Build a Labour Party...

The problem is that neither the PDP, the APP or the AD can accept such a programme, for it goes against their own class interests.

That is why we need an independent party of the working class, a Nigerian Labour Party. In the past, under the pressure of its own rank and file, the leadership of the NLC launched such a party, only to later abide by registration requirements, thus allowing its dissolution. The NLC must launch such a party again. The working class needs its own voice.

And it would not be a question of waiting for the powers above to concede the right to registration. It would be the movement of the masses themselves that would legitimize such a party. After all, are the present day leaders of the NLC not free to lead the NLC thanks to the pressure of the mass movement?

...with a socialist programme

But it would not be sufficient to simply launch a Labour Party. It would have to have a genuine socialist programme as outlined above. The Nigerian workers must insist on such a programme, as it is the only way out of the current crisis created by capitalism. They must pressurize the leadership of the NLC to accept these programmes.

Unfortunately, the leadership of the NLC at the earlier period accepted the programme of privatization (albeit with some "consideration" for workers). They accepted the reduction of the minimum wage for civil service workers from 35,200 to 33,500/33,000, and the increase in the price of fuel from 311 to 320. It must not be forgotten that some elements within the leadership of Labour actually called for the fuel price increase before the increment. In addition, rather than demand that the Abubakar regime restores the price of fuel back to 311 after the first increment they supported the reduction to 320.

Before March, they have twice called off a general strike. However, due to the enormous pressures from workers (in the face of growing poverty and more attacks from the regime and the capitalists exploiters) they have been forced to lead the civil service workers strike in 28 States, the National teachers' strike, etc.

At the May Day rally, the NLC President, Adams Oshiomhole, came out openly against privatization, the regime's mispolicies and for a Labour Party; this is quite commendable.

However, not only must activists of the Labour Movement fight for their own Party, they must, even now, still fight to change the programme of the NLC.

An independent party of the working class based on a genuine socialist programme would gain the support of the students, the unemployed, the rural farmers and the urban poor, thus winning the overwhelming majority of the population to its cause.

It would thus cut across the ethnic divisions which risk plunging Nigeria into a bloody nightmare in the coming years.

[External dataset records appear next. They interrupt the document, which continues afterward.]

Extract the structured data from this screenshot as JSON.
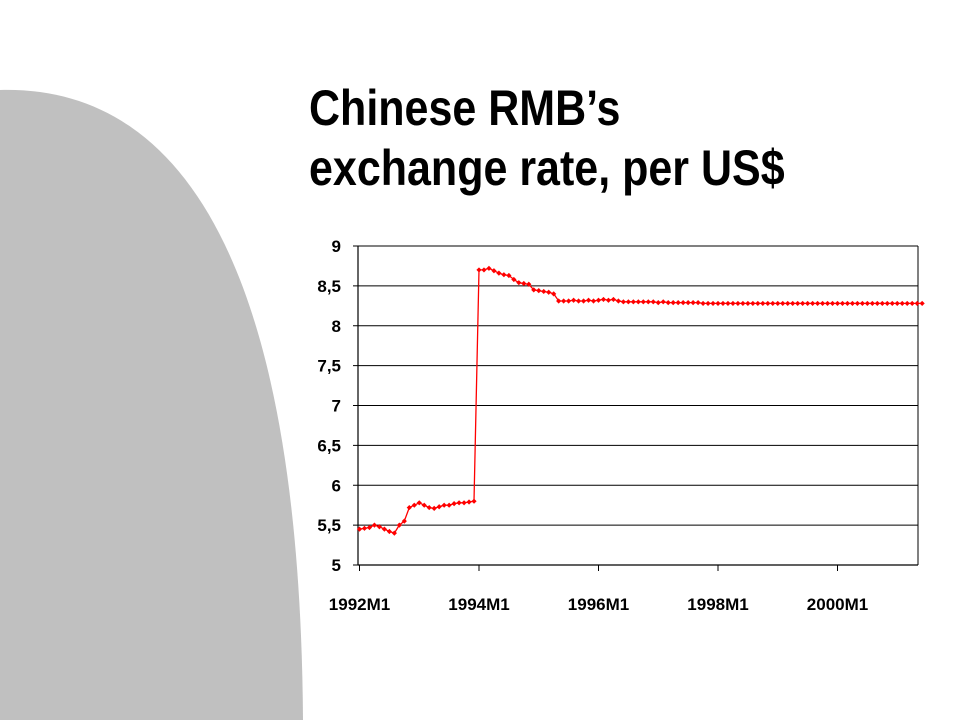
{
  "slide": {
    "title_line1": "Chinese RMB’s",
    "title_line2": "exchange rate, per US$",
    "colors": {
      "decoration": "#c0c0c0",
      "series": "#ff0000",
      "grid": "#000000"
    }
  },
  "chart_data": {
    "type": "line",
    "title": "Chinese RMB’s exchange rate, per US$",
    "xlabel": "",
    "ylabel": "",
    "ylim": [
      5,
      9
    ],
    "yticks": [
      5,
      5.5,
      6,
      6.5,
      7,
      7.5,
      8,
      8.5,
      9
    ],
    "ytick_labels": [
      "5",
      "5,5",
      "6",
      "6,5",
      "7",
      "7,5",
      "8",
      "8,5",
      "9"
    ],
    "xticks": [
      "1992M1",
      "1994M1",
      "1996M1",
      "1998M1",
      "2000M1"
    ],
    "x_start": "1992M1",
    "x_end": "2001M6",
    "grid": true,
    "legend": "none",
    "series": [
      {
        "color": "#ff0000",
        "marker": "diamond",
        "values": [
          5.45,
          5.46,
          5.47,
          5.5,
          5.48,
          5.45,
          5.42,
          5.4,
          5.5,
          5.55,
          5.72,
          5.75,
          5.78,
          5.75,
          5.72,
          5.71,
          5.73,
          5.75,
          5.75,
          5.77,
          5.78,
          5.78,
          5.79,
          5.8,
          8.7,
          8.7,
          8.72,
          8.69,
          8.66,
          8.64,
          8.63,
          8.58,
          8.54,
          8.53,
          8.52,
          8.45,
          8.44,
          8.43,
          8.42,
          8.4,
          8.31,
          8.31,
          8.31,
          8.32,
          8.31,
          8.31,
          8.32,
          8.31,
          8.32,
          8.33,
          8.32,
          8.33,
          8.31,
          8.3,
          8.3,
          8.3,
          8.3,
          8.3,
          8.3,
          8.3,
          8.29,
          8.3,
          8.29,
          8.29,
          8.29,
          8.29,
          8.29,
          8.29,
          8.29,
          8.28,
          8.28,
          8.28,
          8.28,
          8.28,
          8.28,
          8.28,
          8.28,
          8.28,
          8.28,
          8.28,
          8.28,
          8.28,
          8.28,
          8.28,
          8.28,
          8.28,
          8.28,
          8.28,
          8.28,
          8.28,
          8.28,
          8.28,
          8.28,
          8.28,
          8.28,
          8.28,
          8.28,
          8.28,
          8.28,
          8.28,
          8.28,
          8.28,
          8.28,
          8.28,
          8.28,
          8.28,
          8.28,
          8.28,
          8.28,
          8.28,
          8.28,
          8.28,
          8.28,
          8.28
        ]
      }
    ]
  }
}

With such a party and programme it would be possible to unite the peoples of Nigeria (Yorubas, Igbos, Hausas, Delta, etc.,) by bringing them together in a common struggle against the real enemy, the capitalists of Nigeria and the imperialists.

After the death of Abiola, we had a foretaste of what may come in the future: one ethnic group fighting another. We saw that in the South West, but we are also seeing the demands of the Ijaws in the Delta. The break up of Nigeria would involve "ethnic cleansing" of nightmare proportions. A way out of the present impasse must be found. If the Labour Movement does not rise up to the tasks posed by history then a nightmare is facing the Nigerian peoples. Either the workers will prevail or the capitalists.

That is the task before us. Let us build up the forces of genuine socialism in Nigeria among the youth and the workers. If we do this successfully, transform the NLC, build a mass Labour Party on a socialist programme, then no force on Earth will be able to stop the Nigerian masses in their struggle to transform society.